A liability is a present obligation of the entity that arises from past events. The settlement of the liability is expected to result in an outflow from the entity in the form of resources such as assets, providing a service or payment of an account.


A liability is an obligation of the entity to transfer cash or other resources to another party.

It could be (as an example) a bank loan. The bank loan obligates the entity to pay loan installments over the duration of the loan to the financial institution along with the associated interest cost. Alternatively, an entity’s liability could be a trade payable arising from the purchase of goods from a supplier on credit.


Liabilities may be classified into Current and Non-Current.
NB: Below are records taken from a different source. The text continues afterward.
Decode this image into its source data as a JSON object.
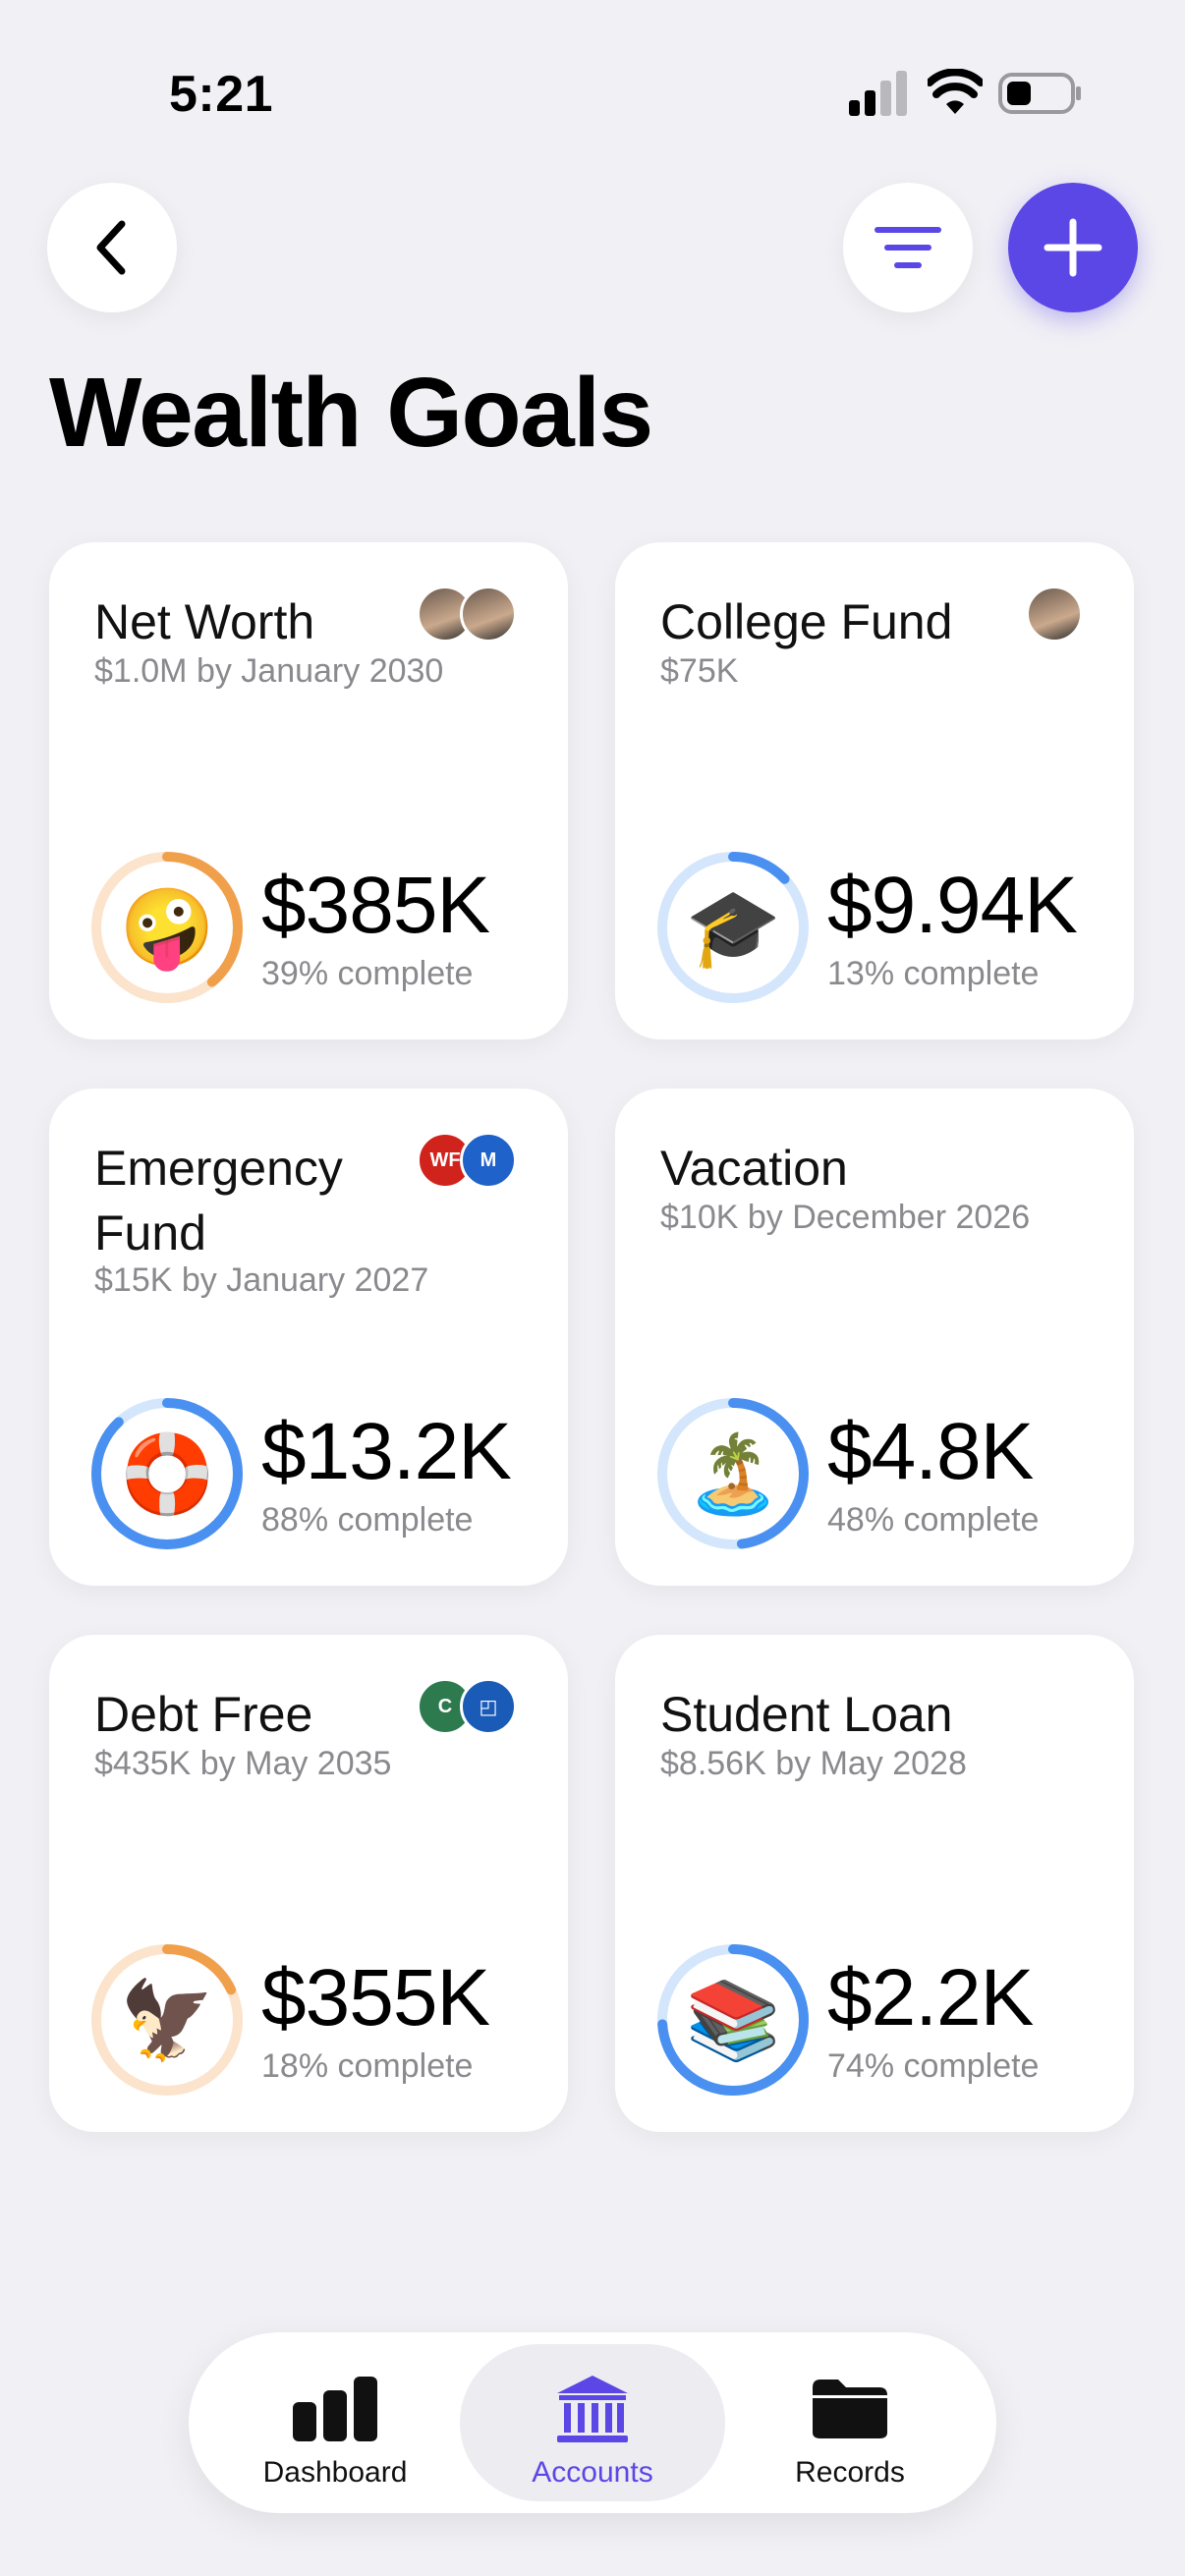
{
  "status_bar": {
    "time": "5:21"
  },
  "header": {
    "title": "Wealth Goals",
    "back_icon": "chevron-left-icon",
    "filter_icon": "filter-lines-icon",
    "add_icon": "plus-icon",
    "accent_color": "#5a47e6"
  },
  "goals": [
    {
      "title": "Net Worth",
      "subtitle": "$1.0M by January 2030",
      "amount": "$385K",
      "percent_text": "39% complete",
      "progress": 0.39,
      "emoji": "🤪",
      "ring_color": "#f0a04b",
      "ring_track": "#fbe3cc",
      "avatars": [
        "person-avatar",
        "person-avatar"
      ]
    },
    {
      "title": "College Fund",
      "subtitle": "$75K",
      "amount": "$9.94K",
      "percent_text": "13% complete",
      "progress": 0.13,
      "emoji": "🎓",
      "ring_color": "#4a90f0",
      "ring_track": "#d4e6fc",
      "avatars": [
        "person-avatar"
      ]
    },
    {
      "title": "Emergency Fund",
      "subtitle": "$15K by January 2027",
      "amount": "$13.2K",
      "percent_text": "88% complete",
      "progress": 0.88,
      "emoji": "🛟",
      "ring_color": "#4a90f0",
      "ring_track": "#d4e6fc",
      "avatars": [
        "bank-logo-wf",
        "bank-logo-bmo"
      ]
    },
    {
      "title": "Vacation",
      "subtitle": "$10K by December 2026",
      "amount": "$4.8K",
      "percent_text": "48% complete",
      "progress": 0.48,
      "emoji": "🏝️",
      "ring_color": "#4a90f0",
      "ring_track": "#d4e6fc",
      "avatars": []
    },
    {
      "title": "Debt Free",
      "subtitle": "$435K by May 2035",
      "amount": "$355K",
      "percent_text": "18% complete",
      "progress": 0.18,
      "emoji": "🦅",
      "ring_color": "#f0a04b",
      "ring_track": "#fbe3cc",
      "avatars": [
        "bank-logo-citizens",
        "bank-logo-chase"
      ]
    },
    {
      "title": "Student Loan",
      "subtitle": "$8.56K by May 2028",
      "amount": "$2.2K",
      "percent_text": "74% complete",
      "progress": 0.74,
      "emoji": "📚",
      "ring_color": "#4a90f0",
      "ring_track": "#d4e6fc",
      "avatars": []
    }
  ],
  "tabbar": {
    "tabs": [
      {
        "label": "Dashboard",
        "icon": "bar-chart-icon",
        "active": false
      },
      {
        "label": "Accounts",
        "icon": "bank-icon",
        "active": true
      },
      {
        "label": "Records",
        "icon": "folder-icon",
        "active": false
      }
    ]
  }
}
It is determined on the basis of the time period within the liability is expected to be settled.

Current Liability is one which the entity expects to pay off within one year from the reporting date.

Non-Current Liability is one which the entity expects to settle after one year from the reporting date.
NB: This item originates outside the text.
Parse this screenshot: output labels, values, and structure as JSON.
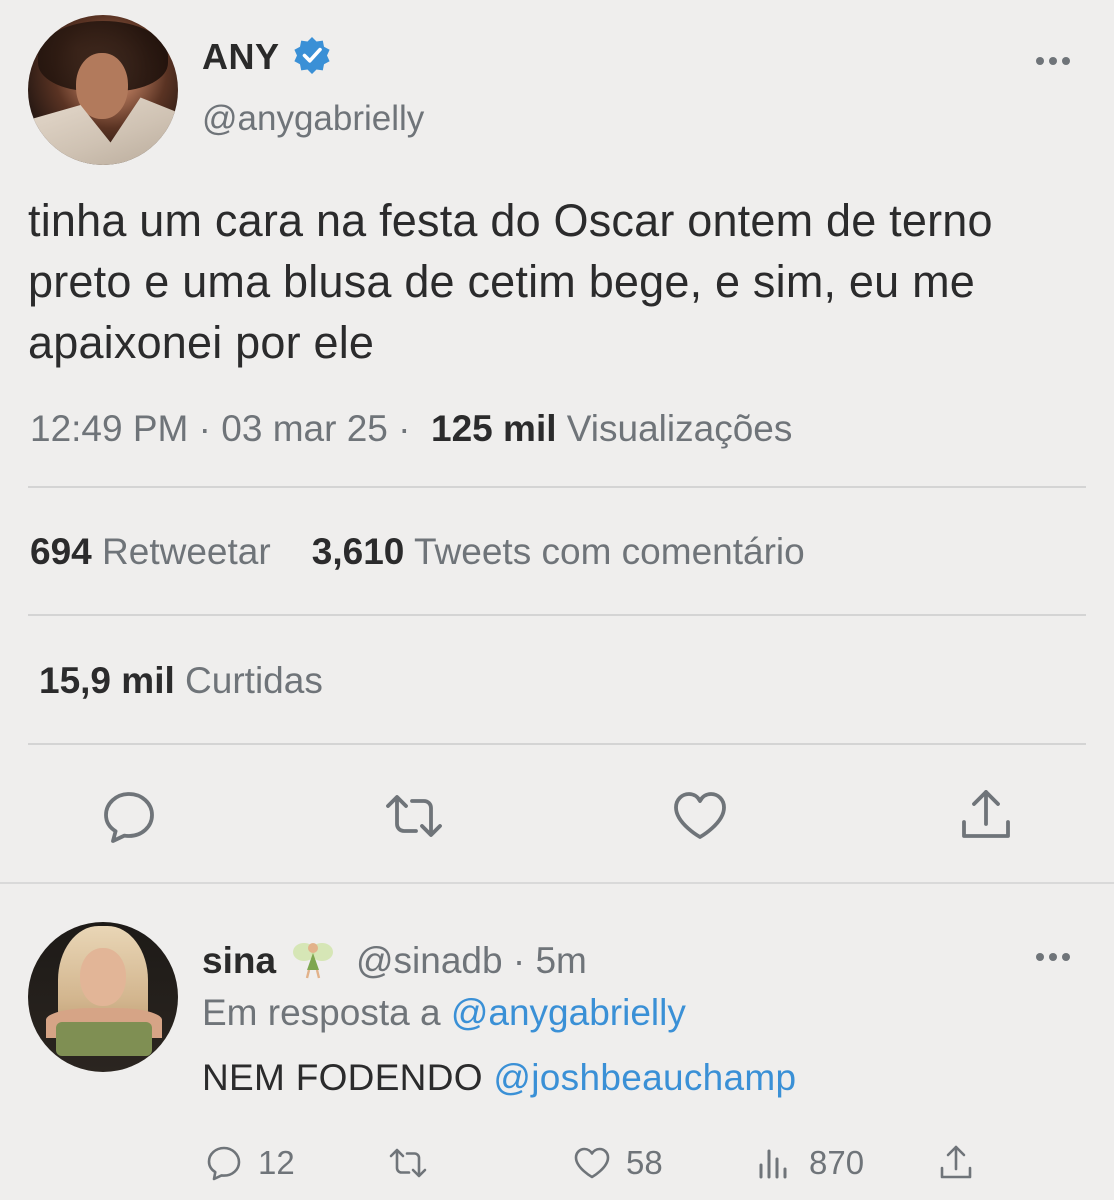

Types and examples of liabilities:

These are the most common types of liabilities along with their classifications:



Long Term Bank Loan Non-current
Bank Overdraft current
Short Term Bank Loan current
Trade Payables current
Debenture Non-current
Tax Payable Current

It may be appropriate to break up a single liability into their current and non current portions. For instance, a bank loan spanning two years and carrying 2 equal installments payable at the end of each year would be classified half as current and half as non-current liability at the inception of loan.

Where do you use liabilities?

Where it appears in the Financial Statements
Liabilities are included in the Balance Sheet. It is a requirement and a fundamental part of your accounting equation:

  • Assets = Liabilities + Owner’s Equity.

This is the equation on which the Balance Sheet is based upon.